For instance, VISITOR Q opens with an off-camera woman asking "Did you ever do it with your dad?" A question immediately followed by Daughter and Dad haggling over price and service. A disturbing conversation which continues through disrobement to consummation. It's a potentially unendurable scene that ends with Daughter taunting Dad by calling him "early bird." Dad's eventual remorse seems almost an afterthought. This isn't nearly the worst scene in the movie, either. I won't give it away, but that graphic and extended sequence begins with Dad saying "I don't care if you are a corpse...."
Strong stuff, but the movie holds its curiously upbeat characters at enough of a distance and blurs the difference between victim and victimizer often enough to make it safely surreal.
I liked VISITOR Q without really understanding what it meant or where it took us. For instance, the scruffy young man seemed to be a pivotal character but I don't know why he went around hitting people over the head with rocks. Maybe he was knocking sense into them. Maybe, as another character suggested, he was there to destroy the family. The final sequence is bizarre, a bit shocking, and indecipherable, as well.

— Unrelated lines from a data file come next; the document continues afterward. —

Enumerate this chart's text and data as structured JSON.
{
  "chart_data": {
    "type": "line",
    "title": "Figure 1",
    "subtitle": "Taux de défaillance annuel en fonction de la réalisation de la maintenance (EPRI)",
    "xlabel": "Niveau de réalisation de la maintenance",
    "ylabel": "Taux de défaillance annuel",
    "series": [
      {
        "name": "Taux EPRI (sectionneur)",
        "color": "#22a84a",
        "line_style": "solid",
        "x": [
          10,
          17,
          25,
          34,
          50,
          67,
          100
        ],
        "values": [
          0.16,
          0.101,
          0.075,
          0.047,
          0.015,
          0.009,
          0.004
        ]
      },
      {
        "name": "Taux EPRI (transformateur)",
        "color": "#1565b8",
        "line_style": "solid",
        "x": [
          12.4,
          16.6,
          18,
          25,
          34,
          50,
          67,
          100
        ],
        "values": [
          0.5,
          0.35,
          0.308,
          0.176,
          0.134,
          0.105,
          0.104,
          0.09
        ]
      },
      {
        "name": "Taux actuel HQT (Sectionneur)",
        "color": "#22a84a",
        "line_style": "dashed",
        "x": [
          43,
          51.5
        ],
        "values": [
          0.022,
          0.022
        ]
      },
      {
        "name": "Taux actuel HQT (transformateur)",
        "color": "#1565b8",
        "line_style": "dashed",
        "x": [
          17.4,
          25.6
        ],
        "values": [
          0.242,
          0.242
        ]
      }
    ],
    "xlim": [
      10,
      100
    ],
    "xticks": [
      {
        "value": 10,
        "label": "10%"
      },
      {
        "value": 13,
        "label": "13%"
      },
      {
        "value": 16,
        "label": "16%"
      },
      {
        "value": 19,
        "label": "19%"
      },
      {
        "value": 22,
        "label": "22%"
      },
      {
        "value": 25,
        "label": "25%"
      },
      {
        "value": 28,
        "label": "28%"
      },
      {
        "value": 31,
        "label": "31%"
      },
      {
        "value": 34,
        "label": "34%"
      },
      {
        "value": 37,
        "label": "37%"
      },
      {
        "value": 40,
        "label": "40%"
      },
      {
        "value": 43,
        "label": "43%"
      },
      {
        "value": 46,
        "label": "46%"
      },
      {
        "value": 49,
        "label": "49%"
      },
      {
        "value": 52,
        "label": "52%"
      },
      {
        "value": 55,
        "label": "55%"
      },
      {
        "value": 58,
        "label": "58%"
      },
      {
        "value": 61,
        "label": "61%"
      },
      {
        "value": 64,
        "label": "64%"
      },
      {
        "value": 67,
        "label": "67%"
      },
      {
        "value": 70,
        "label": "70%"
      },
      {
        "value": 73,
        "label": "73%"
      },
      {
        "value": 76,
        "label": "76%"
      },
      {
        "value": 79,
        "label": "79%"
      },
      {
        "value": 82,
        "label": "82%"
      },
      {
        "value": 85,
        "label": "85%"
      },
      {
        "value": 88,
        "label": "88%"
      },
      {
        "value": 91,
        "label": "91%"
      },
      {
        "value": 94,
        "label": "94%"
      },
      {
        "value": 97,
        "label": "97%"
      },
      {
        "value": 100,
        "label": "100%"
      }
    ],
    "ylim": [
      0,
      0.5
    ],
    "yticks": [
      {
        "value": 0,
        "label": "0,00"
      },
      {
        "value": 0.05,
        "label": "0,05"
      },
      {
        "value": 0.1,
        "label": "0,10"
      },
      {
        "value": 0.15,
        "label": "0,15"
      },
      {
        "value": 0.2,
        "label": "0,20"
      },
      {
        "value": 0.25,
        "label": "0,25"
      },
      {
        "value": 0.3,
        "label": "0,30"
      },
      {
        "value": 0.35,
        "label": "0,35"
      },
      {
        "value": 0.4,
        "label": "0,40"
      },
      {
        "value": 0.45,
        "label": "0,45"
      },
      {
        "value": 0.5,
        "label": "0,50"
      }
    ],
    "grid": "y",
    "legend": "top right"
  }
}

At least it seemed optimistic.


Movie Review: bizarre metaphor for family life
Summary: 4 Stars

wow. this movie really got to me. the first scene in the film establishes the depths of immoral and distastefulness that follows. opening with an intense scene where a man makes love to a young prostitute, then finding out who the prostitute is really strikes a nerve in you. the plot follows with almost no sense and no taste but presented with great acting and great direction. it's basically revolves around a family that each member has their own sick and twisted problems. normally in any other hollywood/american film you'd encounter only one of these problems [or some problems not at all] but all wrapped up together brings it together to produce a very interesting family. a visitor [i'm assuming 'visitor q'] enters into the situation. although i felt his actions weren't as impactful and uplifting as it should've been he still brought the whole family together in a well... less than wholesome way. with his violent and bizarre and intimate solutions, he teaches the lesson that "families should stick together under any circumstance". and trust me, some circumstances are incredibly messed up. this movie is one of those movies where you'll find yourself saying after many scenes "wow, i didn't think i'd ever see something like that in a movie" but then you'll be found laughing over it. it is disturbing, but really if you're like me and you watch a lot of these over-the-top movies it'll still shock you but not in a 'irreversible-rape-scene' kind of way.

great flick, way more enjoyable and stimulating than 'happiness of the kitakuris'. takashi miike is awesome.